Many Vermonters think of Canada as a more peaceful nation than the U.S., but a celluloid war has recently broken out in la belle Quebec. Both the late summer Montreal World Film Festival and its mid-autumn counterpart, the Montreal Festival of Nouveau Cinema, have been battling a festival-come-lately. For one thing, the fledgling event will receive money that normally goes to the WFF.
The hostilities began last year. Two government funding agencies withdrew an estimated $1 million in support from the WFF, which has been around for almost three decades, reportedly because founder Serge Losique refuses to allow budget transparency. The grant was given instead to L'Equipe Spectra. This company, responsible for Montreal's annual jazz fest, is now creating a new entity called the Montreal International Film Festival.
Outraged about Spectra's plans to use a name so similar to that of the WFF, Losique has launched a lawsuit to reclaim the lost funding. Meanwhile, he vows to keep going; his 2005 dates are August 27 through September 4.
But the plot thickens: Spectra initially wanted to debut the IFF from October 13 through 23. This would have coincided with the 34-year-old Nouveau, whose director accused Spectra of acting like Wal-Mart. Last week, Spectra changed the dates to September 18-25. That still leaves the city with three festivals in three months.
Some American filmgoers express loyalty for the endangered WFF. "Of all the major international festivals, it is the most haphazardly programmed and eccentric, [but] not without its rewards," says Richard Porton, an editor at the New York-based Cineaste magazine. "Montreal routinely features both important films and forgettable duds."
Chris Booth, a Vermont resident for 11 years before returning to his native England in 2002, once made the trek north every August to the WFF. "The festival doesn't desperately try to get Hollywood blockbusters and trumpet the first showing of a mediocre American film as its great programming triumph," he writes in an email. "It finds undiscovered gems. I wouldn't want to work for Serge Losique or socialize with him, but I would be sorry to see him ousted from the Montreal scene. I owe him too huge a debt of pleasure."
Nonetheless, the WFF's bilingual program guides have always amused Booth: "Then there was the extraordinary film precis, gnomically written in broken English. I remember one that started something like: 'Life was getting difficult in 11th-century Iceland.' What, as opposed to the happy days Icelanders enjoyed in the 10th century?"
Rick Winston, owner of the Savoy Theater in Montpelier, is a long-time fan of the WFF. "If you take a chance there, you'll see a few good things," he suggests. "If you do your homework, you'll see many good things. You come away feeling so enriched."
The Losique operation, in fact, "is an inspiration for the Green Mountain Film Festival," explains Winston, who helps organize that annual March gathering in Vermont's capital city. "What audiences say about us is what our programming committee always says about the experience in Montreal: 'I feel like I've been around the world.'"

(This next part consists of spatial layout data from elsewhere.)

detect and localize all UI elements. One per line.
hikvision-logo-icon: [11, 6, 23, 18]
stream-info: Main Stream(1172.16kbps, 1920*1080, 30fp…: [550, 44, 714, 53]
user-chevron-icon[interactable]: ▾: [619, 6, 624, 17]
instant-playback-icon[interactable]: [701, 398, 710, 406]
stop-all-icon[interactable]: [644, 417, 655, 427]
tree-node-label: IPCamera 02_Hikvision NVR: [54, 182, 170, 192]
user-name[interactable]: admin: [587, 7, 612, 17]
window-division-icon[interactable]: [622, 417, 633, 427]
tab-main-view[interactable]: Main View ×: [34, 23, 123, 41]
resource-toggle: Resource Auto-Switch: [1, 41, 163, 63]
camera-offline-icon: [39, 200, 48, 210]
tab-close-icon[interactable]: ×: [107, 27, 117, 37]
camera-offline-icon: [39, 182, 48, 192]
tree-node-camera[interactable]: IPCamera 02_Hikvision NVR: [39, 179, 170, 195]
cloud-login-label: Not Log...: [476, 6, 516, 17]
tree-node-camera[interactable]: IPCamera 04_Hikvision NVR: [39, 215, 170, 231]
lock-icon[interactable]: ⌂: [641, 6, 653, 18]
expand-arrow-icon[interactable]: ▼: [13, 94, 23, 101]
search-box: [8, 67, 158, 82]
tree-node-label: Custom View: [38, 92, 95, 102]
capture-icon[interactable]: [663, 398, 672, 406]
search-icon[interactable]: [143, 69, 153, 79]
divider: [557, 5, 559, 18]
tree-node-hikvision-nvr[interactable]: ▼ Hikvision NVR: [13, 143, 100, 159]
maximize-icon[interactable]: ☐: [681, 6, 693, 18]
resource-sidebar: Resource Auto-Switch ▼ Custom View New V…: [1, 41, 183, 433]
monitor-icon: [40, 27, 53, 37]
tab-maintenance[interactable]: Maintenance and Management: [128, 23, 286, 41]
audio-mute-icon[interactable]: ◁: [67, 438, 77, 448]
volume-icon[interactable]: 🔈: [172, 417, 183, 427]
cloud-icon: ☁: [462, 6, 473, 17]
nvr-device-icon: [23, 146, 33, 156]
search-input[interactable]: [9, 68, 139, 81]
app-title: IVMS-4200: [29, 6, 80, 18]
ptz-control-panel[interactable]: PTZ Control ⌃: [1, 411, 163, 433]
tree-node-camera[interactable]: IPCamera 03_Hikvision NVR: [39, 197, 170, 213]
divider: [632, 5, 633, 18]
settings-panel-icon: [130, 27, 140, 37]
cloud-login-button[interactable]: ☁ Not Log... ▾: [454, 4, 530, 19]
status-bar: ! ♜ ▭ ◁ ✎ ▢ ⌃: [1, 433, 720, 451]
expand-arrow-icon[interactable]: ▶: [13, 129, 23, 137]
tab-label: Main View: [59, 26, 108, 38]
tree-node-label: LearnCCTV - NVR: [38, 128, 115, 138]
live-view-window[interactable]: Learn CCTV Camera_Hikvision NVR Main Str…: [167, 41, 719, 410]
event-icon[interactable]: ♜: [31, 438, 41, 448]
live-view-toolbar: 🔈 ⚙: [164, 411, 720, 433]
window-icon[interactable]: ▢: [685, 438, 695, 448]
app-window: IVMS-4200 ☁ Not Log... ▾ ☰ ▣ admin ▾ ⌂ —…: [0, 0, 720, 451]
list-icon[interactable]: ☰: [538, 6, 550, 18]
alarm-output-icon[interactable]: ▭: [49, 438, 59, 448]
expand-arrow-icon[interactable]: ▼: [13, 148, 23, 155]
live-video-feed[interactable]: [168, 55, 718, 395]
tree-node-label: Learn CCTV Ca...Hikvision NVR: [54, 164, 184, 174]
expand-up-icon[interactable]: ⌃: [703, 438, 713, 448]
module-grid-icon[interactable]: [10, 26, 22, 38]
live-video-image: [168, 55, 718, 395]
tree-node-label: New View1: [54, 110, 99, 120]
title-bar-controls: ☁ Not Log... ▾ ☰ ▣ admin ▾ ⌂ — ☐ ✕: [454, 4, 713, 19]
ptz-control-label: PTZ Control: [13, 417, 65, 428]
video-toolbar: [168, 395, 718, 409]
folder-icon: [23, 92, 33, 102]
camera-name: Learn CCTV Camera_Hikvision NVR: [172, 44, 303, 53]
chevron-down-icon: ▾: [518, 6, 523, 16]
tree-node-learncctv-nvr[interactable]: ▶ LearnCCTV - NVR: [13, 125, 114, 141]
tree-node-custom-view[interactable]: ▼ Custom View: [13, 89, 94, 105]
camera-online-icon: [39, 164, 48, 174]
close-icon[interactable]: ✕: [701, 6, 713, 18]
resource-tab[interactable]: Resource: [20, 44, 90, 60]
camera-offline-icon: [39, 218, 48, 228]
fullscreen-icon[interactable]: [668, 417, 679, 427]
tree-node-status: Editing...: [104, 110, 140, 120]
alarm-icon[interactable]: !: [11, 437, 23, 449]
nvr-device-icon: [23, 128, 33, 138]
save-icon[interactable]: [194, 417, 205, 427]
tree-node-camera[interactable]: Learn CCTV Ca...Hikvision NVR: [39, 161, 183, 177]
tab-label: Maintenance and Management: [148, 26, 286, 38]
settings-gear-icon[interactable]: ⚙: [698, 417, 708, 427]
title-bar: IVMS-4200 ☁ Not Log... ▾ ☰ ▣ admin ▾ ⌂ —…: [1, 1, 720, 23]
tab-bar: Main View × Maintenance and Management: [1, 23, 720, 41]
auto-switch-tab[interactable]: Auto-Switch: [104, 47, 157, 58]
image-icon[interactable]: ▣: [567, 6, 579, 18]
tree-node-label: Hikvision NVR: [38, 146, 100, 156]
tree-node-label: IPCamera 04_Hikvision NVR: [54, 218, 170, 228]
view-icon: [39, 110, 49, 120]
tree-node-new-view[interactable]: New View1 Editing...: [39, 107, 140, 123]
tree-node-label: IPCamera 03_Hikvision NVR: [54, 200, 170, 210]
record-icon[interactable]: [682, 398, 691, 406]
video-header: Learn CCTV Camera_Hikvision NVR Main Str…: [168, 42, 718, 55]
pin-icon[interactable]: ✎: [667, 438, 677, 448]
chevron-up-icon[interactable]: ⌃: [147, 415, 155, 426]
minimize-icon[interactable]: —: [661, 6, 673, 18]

Host Ken Peck screens local films on "Reel Independents," a Vermont Public Television program returning to the airwaves this weekend after a seven-month hiatus. The April 15 selection is Beyond 88 Keys: The Music of Michael Arnowitt, a profile of the Montpelier concert pianist by Susan Bettmann of North Middlesex.

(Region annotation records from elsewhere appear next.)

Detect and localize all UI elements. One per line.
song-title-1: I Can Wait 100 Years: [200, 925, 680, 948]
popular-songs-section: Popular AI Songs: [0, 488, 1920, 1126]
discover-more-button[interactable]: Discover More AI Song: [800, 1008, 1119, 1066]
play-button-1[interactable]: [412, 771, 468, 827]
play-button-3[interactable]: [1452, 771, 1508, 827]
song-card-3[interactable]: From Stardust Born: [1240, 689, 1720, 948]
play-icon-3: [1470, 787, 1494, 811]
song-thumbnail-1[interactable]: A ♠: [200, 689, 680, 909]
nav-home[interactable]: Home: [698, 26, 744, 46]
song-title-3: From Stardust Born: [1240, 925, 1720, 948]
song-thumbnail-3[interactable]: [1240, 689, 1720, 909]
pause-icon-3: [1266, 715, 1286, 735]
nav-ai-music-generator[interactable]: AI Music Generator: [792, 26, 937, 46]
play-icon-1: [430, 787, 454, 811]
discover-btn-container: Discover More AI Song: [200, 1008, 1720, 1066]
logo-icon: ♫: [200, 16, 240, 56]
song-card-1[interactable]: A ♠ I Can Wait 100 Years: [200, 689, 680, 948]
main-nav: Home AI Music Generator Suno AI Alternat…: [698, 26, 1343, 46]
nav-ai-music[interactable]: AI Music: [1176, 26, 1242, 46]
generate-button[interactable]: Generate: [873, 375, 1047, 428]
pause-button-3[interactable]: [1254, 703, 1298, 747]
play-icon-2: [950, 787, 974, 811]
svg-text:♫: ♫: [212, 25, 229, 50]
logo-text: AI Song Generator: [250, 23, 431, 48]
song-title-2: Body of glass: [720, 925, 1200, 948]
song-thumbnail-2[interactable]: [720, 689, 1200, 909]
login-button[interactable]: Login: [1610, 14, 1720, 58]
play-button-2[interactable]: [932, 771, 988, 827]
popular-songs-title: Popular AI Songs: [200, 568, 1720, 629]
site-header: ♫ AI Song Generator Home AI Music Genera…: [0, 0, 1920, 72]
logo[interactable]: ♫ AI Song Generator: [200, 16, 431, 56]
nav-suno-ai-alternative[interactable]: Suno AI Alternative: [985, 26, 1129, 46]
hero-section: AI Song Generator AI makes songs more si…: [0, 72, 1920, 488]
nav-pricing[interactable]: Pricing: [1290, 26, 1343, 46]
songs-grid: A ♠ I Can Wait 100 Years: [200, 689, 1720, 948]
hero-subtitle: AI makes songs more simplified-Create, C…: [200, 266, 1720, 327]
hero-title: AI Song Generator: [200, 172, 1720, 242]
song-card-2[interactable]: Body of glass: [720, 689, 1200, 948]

Each Friday night at 10 p.m., Peck broadcasts cinematic work and interviews the filmmakers involved. The coming season, which runs through June, will include about 10 episodes.
"I am amazed at how popular the show has become," says Peck, who lives in Charlotte. "People stop me everywhere: at the Weston general store, the Putney co-op, even on top of Mount Abe. But, of all my friends, I only know one couple who actually watch the darn thing. I can't even get it here because the reception is so bad."
Speaking of VPT, the station's woodsy "Outdoor Journal" and 2004 comedy series "Windy Acres" -- directed by Jay Craven of Peacham -- have been nominated for several regional Emmys. Winners will be announced May 7 in Boston.
When I briefly mentioned the Lake Placid Film Festival last week, could it have been the kiss of death? The next day, a press release announced the Adirondack event has succumbed to financial woes. Showcasing movies is indeed a risky endeavor -- though probably not quite as difficult as life in 11th-century Iceland.